Tesla Inc. sold 11,329 Model 3s in China last month, a 4% drop from August, according to CPCA data. This month, the Palo Alto, Calif.-based electric car maker cut the starting price of its China-made Model 3 by 8% to about $37,000 and that of the Model S by 3% to about $109,000 to win back market share, posing a bigger threat to China's gasoline-powered vehicles.

Shanghai-based NIO Inc. and Guangzhou-based XPeng Inc., both of which are listed on the New York Stock Exchange, have also recently launched battery-leasing schemes that aim to make buying an electric car more affordable.

China aims to have environmentally friendly vehicles account for roughly one quarter of nationwide auto sales by 2025, according to an industry blueprint approved Friday by China's cabinet, the State Council. It is part of a broader effort to fulfill leader Xi Jinping's pledge for the world's second-largest economy to be carbon neutral by 2060.

Beijing policy makers say they now see new-energy vehicles as "the only way to become an auto power" and "a strategic measure to deal with climate change," according to an article posted on the central government's website.

New-energy cars accounted for more than one-fifth of the vehicles on display at Beijing's recent auto show, a record high, according to organizers. Encouraged by government incentives, auto makers and tech companies are increasingly betting on China's electric vehicle buyers.

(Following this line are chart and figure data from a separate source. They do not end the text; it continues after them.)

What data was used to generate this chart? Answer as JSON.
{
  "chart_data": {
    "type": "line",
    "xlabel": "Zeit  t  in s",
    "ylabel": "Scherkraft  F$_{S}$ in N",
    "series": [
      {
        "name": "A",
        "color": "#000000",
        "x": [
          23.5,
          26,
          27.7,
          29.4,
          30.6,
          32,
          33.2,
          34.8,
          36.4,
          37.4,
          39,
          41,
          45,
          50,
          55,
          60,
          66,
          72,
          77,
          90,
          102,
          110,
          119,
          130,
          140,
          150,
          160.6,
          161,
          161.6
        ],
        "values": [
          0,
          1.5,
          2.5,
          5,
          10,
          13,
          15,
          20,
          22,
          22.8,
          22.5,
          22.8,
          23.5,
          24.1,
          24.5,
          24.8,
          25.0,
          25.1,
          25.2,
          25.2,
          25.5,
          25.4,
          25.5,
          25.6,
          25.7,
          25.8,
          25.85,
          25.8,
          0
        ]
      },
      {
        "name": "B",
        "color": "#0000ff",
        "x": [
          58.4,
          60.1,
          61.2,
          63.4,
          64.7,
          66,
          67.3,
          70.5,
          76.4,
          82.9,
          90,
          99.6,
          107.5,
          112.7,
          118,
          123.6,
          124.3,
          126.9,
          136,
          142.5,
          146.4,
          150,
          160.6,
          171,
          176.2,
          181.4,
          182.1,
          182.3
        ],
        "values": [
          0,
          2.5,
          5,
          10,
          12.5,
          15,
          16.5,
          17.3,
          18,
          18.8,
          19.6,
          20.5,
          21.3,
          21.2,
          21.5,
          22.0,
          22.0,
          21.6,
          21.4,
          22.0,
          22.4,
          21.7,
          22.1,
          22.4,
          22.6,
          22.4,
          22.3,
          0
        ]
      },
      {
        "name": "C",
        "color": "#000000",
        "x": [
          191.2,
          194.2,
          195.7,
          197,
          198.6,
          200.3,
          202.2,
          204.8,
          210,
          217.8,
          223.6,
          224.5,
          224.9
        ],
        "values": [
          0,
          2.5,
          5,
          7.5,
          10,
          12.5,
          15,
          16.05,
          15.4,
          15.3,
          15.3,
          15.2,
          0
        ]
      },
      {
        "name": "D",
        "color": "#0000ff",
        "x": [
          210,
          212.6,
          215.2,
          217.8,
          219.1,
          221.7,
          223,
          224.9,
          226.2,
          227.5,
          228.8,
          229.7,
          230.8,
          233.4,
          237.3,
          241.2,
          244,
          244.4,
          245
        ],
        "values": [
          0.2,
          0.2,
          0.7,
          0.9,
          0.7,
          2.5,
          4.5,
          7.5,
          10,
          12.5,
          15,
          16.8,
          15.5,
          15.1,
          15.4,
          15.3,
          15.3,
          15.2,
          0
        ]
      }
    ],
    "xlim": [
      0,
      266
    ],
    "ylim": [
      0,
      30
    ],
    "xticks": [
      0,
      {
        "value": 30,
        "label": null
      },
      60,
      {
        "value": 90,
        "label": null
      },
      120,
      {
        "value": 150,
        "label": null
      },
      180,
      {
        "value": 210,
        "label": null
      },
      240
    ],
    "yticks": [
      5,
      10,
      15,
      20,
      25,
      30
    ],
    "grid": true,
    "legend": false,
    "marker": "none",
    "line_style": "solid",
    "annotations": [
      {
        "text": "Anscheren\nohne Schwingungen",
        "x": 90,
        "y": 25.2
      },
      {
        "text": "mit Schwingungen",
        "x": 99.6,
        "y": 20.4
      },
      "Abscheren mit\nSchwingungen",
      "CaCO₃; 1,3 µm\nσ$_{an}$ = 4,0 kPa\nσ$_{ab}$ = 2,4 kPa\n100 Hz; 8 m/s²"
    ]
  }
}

While sales of electric vehicles in China have been primarily driven thus far by ride-hailing and business fleets, now "more individual drivers, usually of the younger generation, are buying electric cars," said Wang Xiaoqiang, a Shenzhen-based dealer for BYD Co., who estimates private buyers increased their purchases of electric vehicles in September by 30% from the previous month.

Raffaele Huang contributed to this article.